Freshly returning from our family adventures in Tassie, I couldn’t help but giggle when I read a newspaper article the other day regarding flying with children.
It seems that the onus is actually on the airline to guarantee smooth family travel.
This information is all well and good, but let’s face the realities: The child and plane combination is always unpredictable.
Granted, my experience is limited with only one Sydney – Hobart return 2 hour flight. However, when you have twins and you witness their different reactions on each journey, I am confident enough to say that every individual flight will always be a case of: “Suck it up and see…”
We boarded the plane, armed with a few essentials: pacifier, redundant pacifier, iPhone and iPad. Both devices well-equipped with toddler games and blessed “Wiggles” shows.

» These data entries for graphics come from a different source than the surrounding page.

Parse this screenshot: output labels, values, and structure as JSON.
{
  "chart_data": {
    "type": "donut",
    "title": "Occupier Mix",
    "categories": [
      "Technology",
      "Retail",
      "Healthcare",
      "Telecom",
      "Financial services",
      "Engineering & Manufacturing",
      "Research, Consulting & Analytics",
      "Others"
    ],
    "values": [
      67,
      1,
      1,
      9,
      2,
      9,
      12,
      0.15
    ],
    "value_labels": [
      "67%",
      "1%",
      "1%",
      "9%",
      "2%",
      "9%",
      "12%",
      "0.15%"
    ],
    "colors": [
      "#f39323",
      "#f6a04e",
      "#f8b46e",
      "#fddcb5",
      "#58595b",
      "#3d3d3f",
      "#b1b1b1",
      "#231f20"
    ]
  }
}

I was “assigned” with Little N, who is usually a little more placid and can sit still in one spot for a longer period of time.
On his first ever flight, he stayed true to his character. Little N busily played with the channel and volume buttons on the side. Then his attention turned to the window and the little orange lever in front of him. Moments when the emergency iPad was necessary were rare and brief. Happily sucking on his pacifier the entire time, I was impressed.

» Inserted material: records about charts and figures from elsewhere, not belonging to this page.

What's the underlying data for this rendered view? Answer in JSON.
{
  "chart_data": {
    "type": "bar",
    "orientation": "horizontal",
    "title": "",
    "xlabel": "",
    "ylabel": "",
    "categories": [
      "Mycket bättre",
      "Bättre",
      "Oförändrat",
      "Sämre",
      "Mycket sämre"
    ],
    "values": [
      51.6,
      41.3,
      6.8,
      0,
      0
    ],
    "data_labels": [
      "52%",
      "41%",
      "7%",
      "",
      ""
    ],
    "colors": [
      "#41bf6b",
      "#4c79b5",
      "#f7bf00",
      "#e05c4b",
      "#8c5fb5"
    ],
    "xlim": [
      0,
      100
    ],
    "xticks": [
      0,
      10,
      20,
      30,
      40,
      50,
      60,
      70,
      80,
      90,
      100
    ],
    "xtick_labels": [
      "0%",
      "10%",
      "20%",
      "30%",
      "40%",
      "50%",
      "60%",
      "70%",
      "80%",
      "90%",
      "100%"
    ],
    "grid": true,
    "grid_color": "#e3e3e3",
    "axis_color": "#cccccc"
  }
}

“Yay,” I thought. “I have an offspring who’s a born traveller…”
As Hubby was with Little K in a seat designated three rows back, I kept looking back trying to see if the situation was just as good.

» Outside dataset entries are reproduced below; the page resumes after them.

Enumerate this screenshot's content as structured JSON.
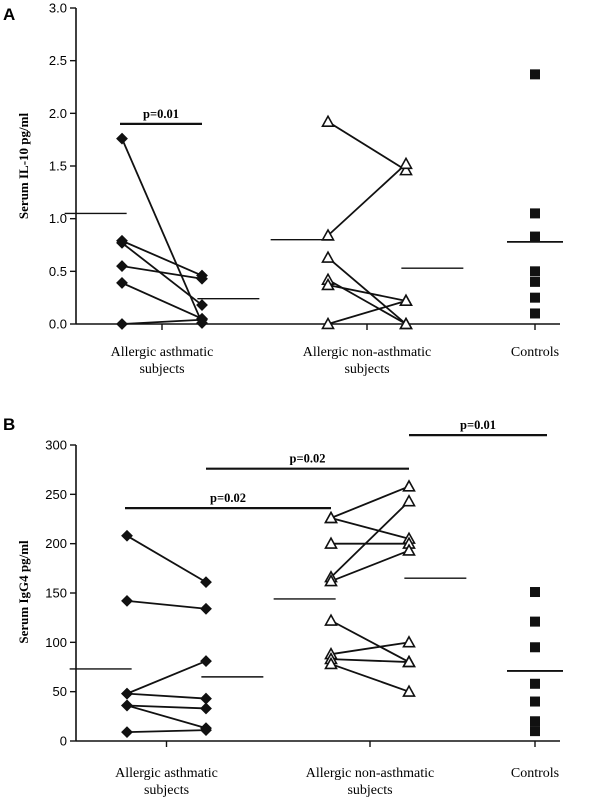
{
  "chart_data": [
    {
      "panel": "A",
      "type": "scatter",
      "ylabel": "Serum IL-10 pg/ml",
      "ylim": [
        0,
        3.0
      ],
      "yticks": [
        "0.0",
        "0.5",
        "1.0",
        "1.5",
        "2.0",
        "2.5",
        "3.0"
      ],
      "categories": [
        [
          "Allergic asthmatic",
          "subjects"
        ],
        [
          "Allergic non-asthmatic",
          "subjects"
        ],
        [
          "Controls"
        ]
      ],
      "groups": [
        {
          "marker": "diamond",
          "pairs": [
            [
              1.76,
              0.01
            ],
            [
              0.79,
              0.46
            ],
            [
              0.77,
              0.18
            ],
            [
              0.55,
              0.43
            ],
            [
              0.39,
              0.05
            ],
            [
              0.0,
              0.04
            ]
          ],
          "medians": [
            1.05,
            0.24
          ]
        },
        {
          "marker": "triangle-open",
          "pairs": [
            [
              1.92,
              1.46
            ],
            [
              0.84,
              1.52
            ],
            [
              0.63,
              0.0
            ],
            [
              0.42,
              0.0
            ],
            [
              0.37,
              0.22
            ],
            [
              0.0,
              0.22
            ]
          ],
          "medians": [
            0.8,
            0.53
          ]
        },
        {
          "marker": "square",
          "values": [
            2.37,
            1.05,
            0.83,
            0.5,
            0.4,
            0.25,
            0.1
          ],
          "median": 0.78
        }
      ],
      "significance": [
        {
          "label": "p=0.01",
          "y": 1.9,
          "from": [
            0,
            0
          ],
          "to": [
            0,
            1
          ]
        }
      ]
    },
    {
      "panel": "B",
      "type": "scatter",
      "ylabel": "Serum IgG4 pg/ml",
      "ylim": [
        0,
        300
      ],
      "yticks": [
        "0",
        "50",
        "100",
        "150",
        "200",
        "250",
        "300"
      ],
      "categories": [
        [
          "Allergic asthmatic",
          "subjects"
        ],
        [
          "Allergic non-asthmatic",
          "subjects"
        ],
        [
          "Controls"
        ]
      ],
      "groups": [
        {
          "marker": "diamond",
          "pairs": [
            [
              208,
              161
            ],
            [
              142,
              134
            ],
            [
              48,
              81
            ],
            [
              48,
              43
            ],
            [
              36,
              33
            ],
            [
              36,
              13
            ],
            [
              9,
              11
            ]
          ],
          "medians": [
            73,
            65
          ]
        },
        {
          "marker": "triangle-open",
          "pairs": [
            [
              226,
              258
            ],
            [
              226,
              205
            ],
            [
              200,
              200
            ],
            [
              166,
              243
            ],
            [
              162,
              193
            ],
            [
              122,
              80
            ],
            [
              88,
              100
            ],
            [
              83,
              80
            ],
            [
              78,
              50
            ]
          ],
          "medians": [
            144,
            165
          ]
        },
        {
          "marker": "square",
          "values": [
            151,
            121,
            95,
            58,
            40,
            20,
            10
          ],
          "median": 71
        }
      ],
      "significance": [
        {
          "label": "p=0.02",
          "y": 236,
          "from": [
            0,
            0
          ],
          "to": [
            1,
            0
          ]
        },
        {
          "label": "p=0.02",
          "y": 276,
          "from": [
            0,
            1
          ],
          "to": [
            1,
            1
          ]
        },
        {
          "label": "p=0.01",
          "y": 310,
          "from": [
            1,
            1
          ],
          "to": [
            2,
            0
          ]
        }
      ]
    }
  ]
}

Unlike his older twin brother, Little K is more active. He needs to move. He likes to go places.
As we were on an A280 with 3 seater rows, we were designated separate seating. Reason ? There are four oxygen masks per row and if both parents are seated with their children along another passenger…then in the “unlikely event of an emergency”, one would miss out on a mask. Hence, a family of four is usually separated on a flight. Well, that’s what the lady at the check-in counter told us.
As ashamed as I am to admit it, I was positive throughout the entire journey that I had the dream twin. Secretly, I wanted to show-off how well-behaved Little N had been. Upon reuniting on the tarmac, I discovered that Litttle K had pretty much slept the whole way.
When it was time to head back to Sydney, I was confident that Little N would again be no trouble.
How wrong could I be ?
It was like a storm brewing. For the first hour, he was restless. But manageable. Luckily, the lady sitting next to me had five young nieces and nephews and assured me she was up for the challenge as well.
She didn’t know what she was in for. Then again, neither did I.
About 30 minutes before we were started to descend, the nightmare started. Restlessness turned into grumpiness. There were a few opportune moments when the seat belt sign was off and I frantically paced up and down the aisle. But this was all a temporary solution. As soon as I had to return to my seat, there were full blown tears followed by a helpless fight to try and keep him seated.
The glances and the stares of pity from the other passengers were, to say the least, memorable.
By the time we had landed, I had become completely humbled.
Never again would I assume anything about my children when it came to flying.
There are no tricks or anecdotes.
You just get on that plane, buckle up and take a deep breath.
Then, when the flight is over – if the situation calls for it – apologise profusely to all passengers who were in a three row radius to you and your beloved child.